Tutsaklara yönelik keyfi disiplin cezalarına değinen Gül Fehime Binici, şöyle devam etti: “Keyfi uygulamalara en başta disiplin cezalarını verebiliriz. Çünkü disiplin cezalarının tamamı keyfi uygulamalardan ibaret. Biz disiplin cezalarının içeriğine baktığımız zaman, gerekçe olarak ortada hiçbir şey olmadığını görüyoruz. Disiplin cezaları verilirken, bazen komik olabilecek derecede gerekçelere sığındıklarını biliyoruz. Hatta bazı durumlarda halay çekmeleri, Kürtçe şarkı söylemeler, kadın mahpusların zılgıt çekmesi gibi durumların hepsi disiplin cezalarına konu olabiliyor.

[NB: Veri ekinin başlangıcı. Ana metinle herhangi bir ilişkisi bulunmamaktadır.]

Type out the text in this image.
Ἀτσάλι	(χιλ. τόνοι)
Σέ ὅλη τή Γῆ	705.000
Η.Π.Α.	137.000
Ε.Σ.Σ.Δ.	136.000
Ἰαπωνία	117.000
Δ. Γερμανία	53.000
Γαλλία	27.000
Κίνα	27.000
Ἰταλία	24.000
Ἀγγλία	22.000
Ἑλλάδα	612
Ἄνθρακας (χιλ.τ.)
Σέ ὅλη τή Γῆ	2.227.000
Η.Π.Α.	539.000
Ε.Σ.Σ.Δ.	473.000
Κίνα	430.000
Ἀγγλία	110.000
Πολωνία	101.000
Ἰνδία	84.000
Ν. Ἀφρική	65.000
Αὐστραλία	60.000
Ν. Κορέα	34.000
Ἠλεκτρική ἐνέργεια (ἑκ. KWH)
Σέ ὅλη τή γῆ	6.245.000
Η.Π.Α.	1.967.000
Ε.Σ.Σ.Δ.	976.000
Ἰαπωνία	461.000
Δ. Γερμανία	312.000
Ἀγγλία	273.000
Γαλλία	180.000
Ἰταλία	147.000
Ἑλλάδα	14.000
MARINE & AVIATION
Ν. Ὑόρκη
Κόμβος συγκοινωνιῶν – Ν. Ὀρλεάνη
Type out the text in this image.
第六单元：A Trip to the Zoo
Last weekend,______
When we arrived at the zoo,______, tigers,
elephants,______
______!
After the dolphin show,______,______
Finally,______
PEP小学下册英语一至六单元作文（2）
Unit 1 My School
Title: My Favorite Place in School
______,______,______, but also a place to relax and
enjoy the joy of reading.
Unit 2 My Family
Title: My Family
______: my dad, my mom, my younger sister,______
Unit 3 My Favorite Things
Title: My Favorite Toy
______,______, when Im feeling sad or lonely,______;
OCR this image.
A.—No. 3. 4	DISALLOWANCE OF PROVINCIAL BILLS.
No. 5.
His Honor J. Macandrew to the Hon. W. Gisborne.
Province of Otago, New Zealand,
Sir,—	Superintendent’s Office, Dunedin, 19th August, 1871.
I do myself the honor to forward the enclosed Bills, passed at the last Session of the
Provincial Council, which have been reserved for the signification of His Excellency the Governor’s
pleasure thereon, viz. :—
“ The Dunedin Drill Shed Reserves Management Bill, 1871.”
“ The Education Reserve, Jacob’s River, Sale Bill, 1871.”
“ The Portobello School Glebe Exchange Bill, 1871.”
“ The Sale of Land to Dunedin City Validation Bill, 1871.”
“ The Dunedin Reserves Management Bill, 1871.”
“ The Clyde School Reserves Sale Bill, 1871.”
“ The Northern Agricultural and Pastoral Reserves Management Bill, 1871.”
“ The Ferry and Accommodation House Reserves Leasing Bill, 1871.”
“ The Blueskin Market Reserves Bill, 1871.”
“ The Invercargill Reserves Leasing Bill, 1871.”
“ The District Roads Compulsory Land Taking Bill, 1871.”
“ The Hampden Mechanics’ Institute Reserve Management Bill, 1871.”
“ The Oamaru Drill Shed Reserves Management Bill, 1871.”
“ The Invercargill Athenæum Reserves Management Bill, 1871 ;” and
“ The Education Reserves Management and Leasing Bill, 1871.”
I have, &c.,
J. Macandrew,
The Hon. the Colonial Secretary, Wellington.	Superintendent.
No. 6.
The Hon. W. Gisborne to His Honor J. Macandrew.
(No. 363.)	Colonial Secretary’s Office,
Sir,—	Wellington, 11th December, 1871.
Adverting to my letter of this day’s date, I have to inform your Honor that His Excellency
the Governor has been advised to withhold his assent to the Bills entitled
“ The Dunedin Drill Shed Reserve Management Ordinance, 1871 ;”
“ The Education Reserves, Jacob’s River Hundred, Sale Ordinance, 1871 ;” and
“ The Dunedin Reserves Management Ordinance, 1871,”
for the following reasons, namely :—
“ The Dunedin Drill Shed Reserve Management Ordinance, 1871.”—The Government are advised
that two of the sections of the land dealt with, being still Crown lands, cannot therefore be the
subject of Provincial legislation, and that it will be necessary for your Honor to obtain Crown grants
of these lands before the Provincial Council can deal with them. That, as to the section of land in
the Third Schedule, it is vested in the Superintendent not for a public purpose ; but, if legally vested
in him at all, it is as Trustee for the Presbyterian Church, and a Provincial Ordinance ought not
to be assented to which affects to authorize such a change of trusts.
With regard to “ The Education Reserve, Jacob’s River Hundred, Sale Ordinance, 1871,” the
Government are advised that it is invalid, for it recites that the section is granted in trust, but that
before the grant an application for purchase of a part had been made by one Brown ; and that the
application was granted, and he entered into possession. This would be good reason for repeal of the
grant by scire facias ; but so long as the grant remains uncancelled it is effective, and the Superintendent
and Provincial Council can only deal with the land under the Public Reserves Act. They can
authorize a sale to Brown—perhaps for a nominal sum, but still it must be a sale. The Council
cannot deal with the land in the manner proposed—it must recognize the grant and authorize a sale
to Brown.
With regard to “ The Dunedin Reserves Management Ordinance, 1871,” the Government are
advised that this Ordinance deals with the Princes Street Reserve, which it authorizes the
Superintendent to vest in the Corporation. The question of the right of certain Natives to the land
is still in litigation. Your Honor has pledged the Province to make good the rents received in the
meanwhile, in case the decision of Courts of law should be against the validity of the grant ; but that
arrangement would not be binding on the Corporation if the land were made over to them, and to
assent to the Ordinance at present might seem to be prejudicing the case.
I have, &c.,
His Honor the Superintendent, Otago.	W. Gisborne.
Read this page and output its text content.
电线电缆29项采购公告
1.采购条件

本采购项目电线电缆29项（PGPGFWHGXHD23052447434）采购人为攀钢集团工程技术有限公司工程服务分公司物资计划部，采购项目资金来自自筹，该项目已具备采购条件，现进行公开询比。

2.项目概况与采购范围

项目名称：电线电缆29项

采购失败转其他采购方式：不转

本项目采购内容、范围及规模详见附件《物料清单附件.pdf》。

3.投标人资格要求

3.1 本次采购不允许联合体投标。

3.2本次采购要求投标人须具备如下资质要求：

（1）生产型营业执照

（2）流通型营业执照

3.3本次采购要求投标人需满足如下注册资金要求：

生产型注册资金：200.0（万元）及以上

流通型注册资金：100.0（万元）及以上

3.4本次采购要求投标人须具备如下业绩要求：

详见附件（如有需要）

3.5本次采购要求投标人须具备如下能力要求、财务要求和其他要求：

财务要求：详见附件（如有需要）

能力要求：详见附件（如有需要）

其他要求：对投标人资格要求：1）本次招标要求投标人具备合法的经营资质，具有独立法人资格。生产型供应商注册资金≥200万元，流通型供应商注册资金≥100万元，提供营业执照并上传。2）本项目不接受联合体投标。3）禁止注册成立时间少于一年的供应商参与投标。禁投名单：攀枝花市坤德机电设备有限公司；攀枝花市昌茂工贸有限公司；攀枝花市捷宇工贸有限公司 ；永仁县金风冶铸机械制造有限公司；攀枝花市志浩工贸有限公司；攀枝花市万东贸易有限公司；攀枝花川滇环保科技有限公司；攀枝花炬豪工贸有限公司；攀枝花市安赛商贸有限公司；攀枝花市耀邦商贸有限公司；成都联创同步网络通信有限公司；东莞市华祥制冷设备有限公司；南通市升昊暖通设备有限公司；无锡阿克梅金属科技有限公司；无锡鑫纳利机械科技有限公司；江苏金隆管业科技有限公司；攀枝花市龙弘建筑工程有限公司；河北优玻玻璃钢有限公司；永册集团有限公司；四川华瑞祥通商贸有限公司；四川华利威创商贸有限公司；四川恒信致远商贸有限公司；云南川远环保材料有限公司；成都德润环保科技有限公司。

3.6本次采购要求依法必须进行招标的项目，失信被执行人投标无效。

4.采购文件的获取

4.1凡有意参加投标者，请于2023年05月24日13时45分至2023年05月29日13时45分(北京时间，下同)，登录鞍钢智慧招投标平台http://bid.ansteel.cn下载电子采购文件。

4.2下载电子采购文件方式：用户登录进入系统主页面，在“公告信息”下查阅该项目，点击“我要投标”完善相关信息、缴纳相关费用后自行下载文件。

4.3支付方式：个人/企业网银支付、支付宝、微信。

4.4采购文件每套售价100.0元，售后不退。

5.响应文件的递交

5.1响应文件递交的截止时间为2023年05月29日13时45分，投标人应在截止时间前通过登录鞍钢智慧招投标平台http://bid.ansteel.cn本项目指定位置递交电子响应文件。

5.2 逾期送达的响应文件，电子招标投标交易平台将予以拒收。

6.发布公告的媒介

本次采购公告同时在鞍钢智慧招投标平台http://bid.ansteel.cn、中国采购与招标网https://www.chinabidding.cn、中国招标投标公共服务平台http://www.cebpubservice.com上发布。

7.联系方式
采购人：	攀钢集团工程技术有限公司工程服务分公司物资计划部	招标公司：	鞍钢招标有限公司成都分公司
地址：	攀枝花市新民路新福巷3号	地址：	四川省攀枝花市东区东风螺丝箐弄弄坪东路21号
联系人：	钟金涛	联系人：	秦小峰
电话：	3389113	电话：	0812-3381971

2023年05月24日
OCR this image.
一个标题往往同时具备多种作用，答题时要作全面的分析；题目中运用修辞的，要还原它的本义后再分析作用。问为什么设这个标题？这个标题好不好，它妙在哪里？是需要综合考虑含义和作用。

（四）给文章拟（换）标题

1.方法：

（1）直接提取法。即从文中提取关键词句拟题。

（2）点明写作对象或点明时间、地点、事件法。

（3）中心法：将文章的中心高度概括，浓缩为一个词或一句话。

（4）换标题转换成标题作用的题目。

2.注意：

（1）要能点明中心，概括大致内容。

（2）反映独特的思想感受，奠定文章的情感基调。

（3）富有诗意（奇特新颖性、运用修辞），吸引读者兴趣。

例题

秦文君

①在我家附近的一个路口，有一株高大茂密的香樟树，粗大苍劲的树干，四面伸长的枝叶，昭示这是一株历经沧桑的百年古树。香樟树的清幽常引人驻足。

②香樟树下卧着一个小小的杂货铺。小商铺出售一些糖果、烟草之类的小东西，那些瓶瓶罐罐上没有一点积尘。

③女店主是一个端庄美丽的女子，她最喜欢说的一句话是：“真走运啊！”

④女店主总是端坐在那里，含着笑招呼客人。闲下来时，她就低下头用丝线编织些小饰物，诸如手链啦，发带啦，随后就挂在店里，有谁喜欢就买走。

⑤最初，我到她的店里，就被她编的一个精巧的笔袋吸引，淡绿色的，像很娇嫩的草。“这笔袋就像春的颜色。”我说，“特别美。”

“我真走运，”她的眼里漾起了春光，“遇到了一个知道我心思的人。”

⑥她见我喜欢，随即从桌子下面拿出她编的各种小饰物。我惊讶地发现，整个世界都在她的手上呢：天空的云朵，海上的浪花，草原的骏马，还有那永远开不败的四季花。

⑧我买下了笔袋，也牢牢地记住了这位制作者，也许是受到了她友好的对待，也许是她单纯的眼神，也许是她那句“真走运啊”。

Biz disiplin cezalarının hepsinin aslında keyfi uygulamalardan ibaret olduğunu, içeriğinin boş ve asılsız olduğunu söyleyebiliriz. Yine keyfi uygulamalara örnek olarak, İdare ve Gözlem Kurulları’nın kararlarını da verebiliriz.  İdare ve Gözlem Kuruları, infazla ilgisi olmayan soruları dayatıyorlar. Örneğin, ‘Sen PKK’li misin?’, ‘Abdullah Öcalan hakkında ne düşünüyorsun?’ gibi.  İnfaz etkisi olmayan sorular aslında keyfi uygulamaların bir sonucudur. Bu şekilde İdare ve Gözlem Kurulları, halk dilindeki söylemle koşullu salıverilmesi, mahpusların infazını yakıyor ve bu kişilerin koşullu salıverilmesine engel oluyor bu gerekçelerle.” 
 
 ‘Kadın mahpuslara uygulanan ihlaller daha fazla’
 
Kadın cezaevlerinde uygulanan ihlallerin daha fazla olduğunu vurgulayan Gül Fehime Binici, şu şekilde konuştu: “Söz konusu ihlallerin tamamı kadın mahpuslara da uygulanıyor. Ancak kadın tutsaklara uygulanan hak ihlalleri bunlarla da sınırlı değil. Kadın olmalarından kaynaklı olarak uğradıkları cinsiyetçi tutumlar var. Cezaevi personelinin cinsiyetçi yaklaşımları, görüşmeye giderken dayatılan aramalar, bunların hepsinin kadın mahpuslara da uygulandığını söyleyebiliriz. Yine kadın mahpusların özel ihtiyaçlarının karşılanması ve hastane durumları söz konusu olduğunda da kendilerinin bekletildiğini, kendilerine bir türlü dönüş yapılmadığını, sevklerin sağlanamadığını, bu tarz durumları biliyoruz. Genellikle personel eksikliğinden kaynaklı olarak geri çevrildiklerini biliyoruz. Kadın mahpuslara uygulanan ihlaller maalesef daha fazla.”